Treatment wasn’t fast enough
She didn’t have chemotherapy; in fact, there was no discussion about chemo initially. And at that stage, we didn’t understand the process, we don’t have experience of cancer in our family. We knew that this cancer was the deadliest but no one had stressed to us the urgency required for this type of aggressive cancer. If we had known what we know now, we would have been pushing constantly to obtain an urgent referral to oncology. But no appointments occurred until long after the biopsy. I think it was early March when my mum finally sat in front of a registrar in oncology. We weren’t even provided with staging when we received the biopsy results.
She couldn’t have chemotherapy
They said they can’t give her chemo because they have to treat the complication first. Every time my mum recovered from one complication she developed another. She had developed jaundice due to a blocked bile duct. She then got a blood clot and then had ascites, so she never received any chemo.
As a family we believe oncology should have been contacted immediately in January, while waiting on the biopsy, as once they had seen the mass on the scans, healthcare professionals already acknowledged that my mother had pancreatic cancer.
Caring for her at the end was hard
Three weeks past my mum’s 62nd birthday, Macmillan nurses told my sister and me that my mother had hours to a few short days left to live.

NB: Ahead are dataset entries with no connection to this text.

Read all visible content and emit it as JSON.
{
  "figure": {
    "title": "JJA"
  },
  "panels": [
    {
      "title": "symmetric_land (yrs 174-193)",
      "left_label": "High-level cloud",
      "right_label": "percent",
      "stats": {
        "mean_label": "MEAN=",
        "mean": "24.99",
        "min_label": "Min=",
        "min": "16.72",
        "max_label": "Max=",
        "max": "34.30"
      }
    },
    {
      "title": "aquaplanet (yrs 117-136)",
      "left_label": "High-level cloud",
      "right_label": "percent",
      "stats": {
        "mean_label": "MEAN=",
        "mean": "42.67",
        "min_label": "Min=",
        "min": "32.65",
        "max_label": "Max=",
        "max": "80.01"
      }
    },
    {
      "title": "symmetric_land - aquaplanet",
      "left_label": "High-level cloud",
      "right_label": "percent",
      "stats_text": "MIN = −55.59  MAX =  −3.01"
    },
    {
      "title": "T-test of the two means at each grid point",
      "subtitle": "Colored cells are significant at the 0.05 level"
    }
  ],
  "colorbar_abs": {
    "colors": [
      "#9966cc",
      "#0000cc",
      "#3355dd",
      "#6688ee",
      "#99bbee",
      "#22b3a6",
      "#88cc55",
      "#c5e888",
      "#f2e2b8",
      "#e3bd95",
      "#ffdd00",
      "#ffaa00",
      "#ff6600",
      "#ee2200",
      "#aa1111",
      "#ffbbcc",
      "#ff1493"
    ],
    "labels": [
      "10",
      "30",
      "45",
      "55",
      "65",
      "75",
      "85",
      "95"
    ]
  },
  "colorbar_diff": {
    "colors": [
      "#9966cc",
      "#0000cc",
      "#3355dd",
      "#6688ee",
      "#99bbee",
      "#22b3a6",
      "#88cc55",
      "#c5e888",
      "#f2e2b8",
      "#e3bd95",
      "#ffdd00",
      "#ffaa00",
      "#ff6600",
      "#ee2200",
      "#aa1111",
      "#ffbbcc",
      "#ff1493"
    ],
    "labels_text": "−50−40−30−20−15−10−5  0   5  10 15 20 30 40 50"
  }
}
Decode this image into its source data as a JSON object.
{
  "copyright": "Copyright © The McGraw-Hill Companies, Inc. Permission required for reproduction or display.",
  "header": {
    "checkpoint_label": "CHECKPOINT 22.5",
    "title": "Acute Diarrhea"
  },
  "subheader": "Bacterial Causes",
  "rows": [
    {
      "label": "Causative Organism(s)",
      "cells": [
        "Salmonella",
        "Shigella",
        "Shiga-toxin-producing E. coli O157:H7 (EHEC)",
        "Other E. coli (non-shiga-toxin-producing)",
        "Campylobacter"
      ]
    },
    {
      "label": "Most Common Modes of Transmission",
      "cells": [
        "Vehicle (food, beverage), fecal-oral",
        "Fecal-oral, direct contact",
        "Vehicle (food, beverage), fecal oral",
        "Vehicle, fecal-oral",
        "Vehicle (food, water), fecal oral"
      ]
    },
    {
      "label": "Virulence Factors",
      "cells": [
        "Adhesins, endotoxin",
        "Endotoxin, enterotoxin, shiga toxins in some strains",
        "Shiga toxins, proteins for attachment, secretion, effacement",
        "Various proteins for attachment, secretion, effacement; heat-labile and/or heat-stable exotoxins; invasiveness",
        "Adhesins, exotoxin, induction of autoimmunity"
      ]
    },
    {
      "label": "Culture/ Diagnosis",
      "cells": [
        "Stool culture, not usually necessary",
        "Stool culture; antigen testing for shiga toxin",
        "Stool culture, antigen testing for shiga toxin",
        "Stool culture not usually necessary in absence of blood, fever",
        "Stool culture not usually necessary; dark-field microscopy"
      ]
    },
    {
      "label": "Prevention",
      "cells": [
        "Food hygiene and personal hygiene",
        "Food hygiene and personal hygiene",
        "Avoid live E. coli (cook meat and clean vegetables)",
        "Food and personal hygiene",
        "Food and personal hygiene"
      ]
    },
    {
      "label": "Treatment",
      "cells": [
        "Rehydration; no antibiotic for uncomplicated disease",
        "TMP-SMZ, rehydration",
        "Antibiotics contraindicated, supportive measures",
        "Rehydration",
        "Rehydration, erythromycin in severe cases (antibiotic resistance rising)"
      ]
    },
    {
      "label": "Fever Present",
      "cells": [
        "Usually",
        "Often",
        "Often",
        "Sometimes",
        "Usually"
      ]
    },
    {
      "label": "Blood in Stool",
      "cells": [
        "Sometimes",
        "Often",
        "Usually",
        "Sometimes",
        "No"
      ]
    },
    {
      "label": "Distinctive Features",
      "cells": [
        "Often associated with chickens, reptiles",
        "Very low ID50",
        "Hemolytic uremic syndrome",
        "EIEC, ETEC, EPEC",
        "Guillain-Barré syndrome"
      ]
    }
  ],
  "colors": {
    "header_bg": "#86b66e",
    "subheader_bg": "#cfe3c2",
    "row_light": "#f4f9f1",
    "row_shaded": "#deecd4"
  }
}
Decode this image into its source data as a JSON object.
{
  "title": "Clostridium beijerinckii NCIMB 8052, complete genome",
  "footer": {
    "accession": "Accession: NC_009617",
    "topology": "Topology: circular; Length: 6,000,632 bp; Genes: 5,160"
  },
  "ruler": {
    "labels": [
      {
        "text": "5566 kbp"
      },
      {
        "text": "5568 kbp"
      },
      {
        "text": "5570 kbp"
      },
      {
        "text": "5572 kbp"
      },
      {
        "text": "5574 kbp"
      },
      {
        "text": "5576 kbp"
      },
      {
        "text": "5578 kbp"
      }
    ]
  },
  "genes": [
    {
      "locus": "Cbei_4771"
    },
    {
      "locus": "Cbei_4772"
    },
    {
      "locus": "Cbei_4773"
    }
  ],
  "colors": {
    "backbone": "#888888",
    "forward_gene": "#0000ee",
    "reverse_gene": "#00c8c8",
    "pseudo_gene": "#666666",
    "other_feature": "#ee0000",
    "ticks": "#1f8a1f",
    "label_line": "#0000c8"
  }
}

My mother is a very private person. She didn’t feel comfortable having outside people coming in to wash and bathe her, so we took over all that at home. We reached total burnout before my mum died. We wouldn’t have it any other way as we love her deeply, I would do it again in a heartbeat, but it was extremely hard.
Her symptoms could have been spotted earlier
Urgency is important; once someone is diagnosed with pancreatic cancer, I think they should see an oncologist, that day. I know that might not happen because of resources, but there shouldn’t be a two to four-week wait.
Other cancers have seen improved survival rates and yet pancreatic cancer has seen no change in survival for over 50 years. Diagnosis must be made earlier to save lives and education is needed across the board on this cancer so healthcare professionals know what symptoms to look out for while there is no simple diagnostic test available.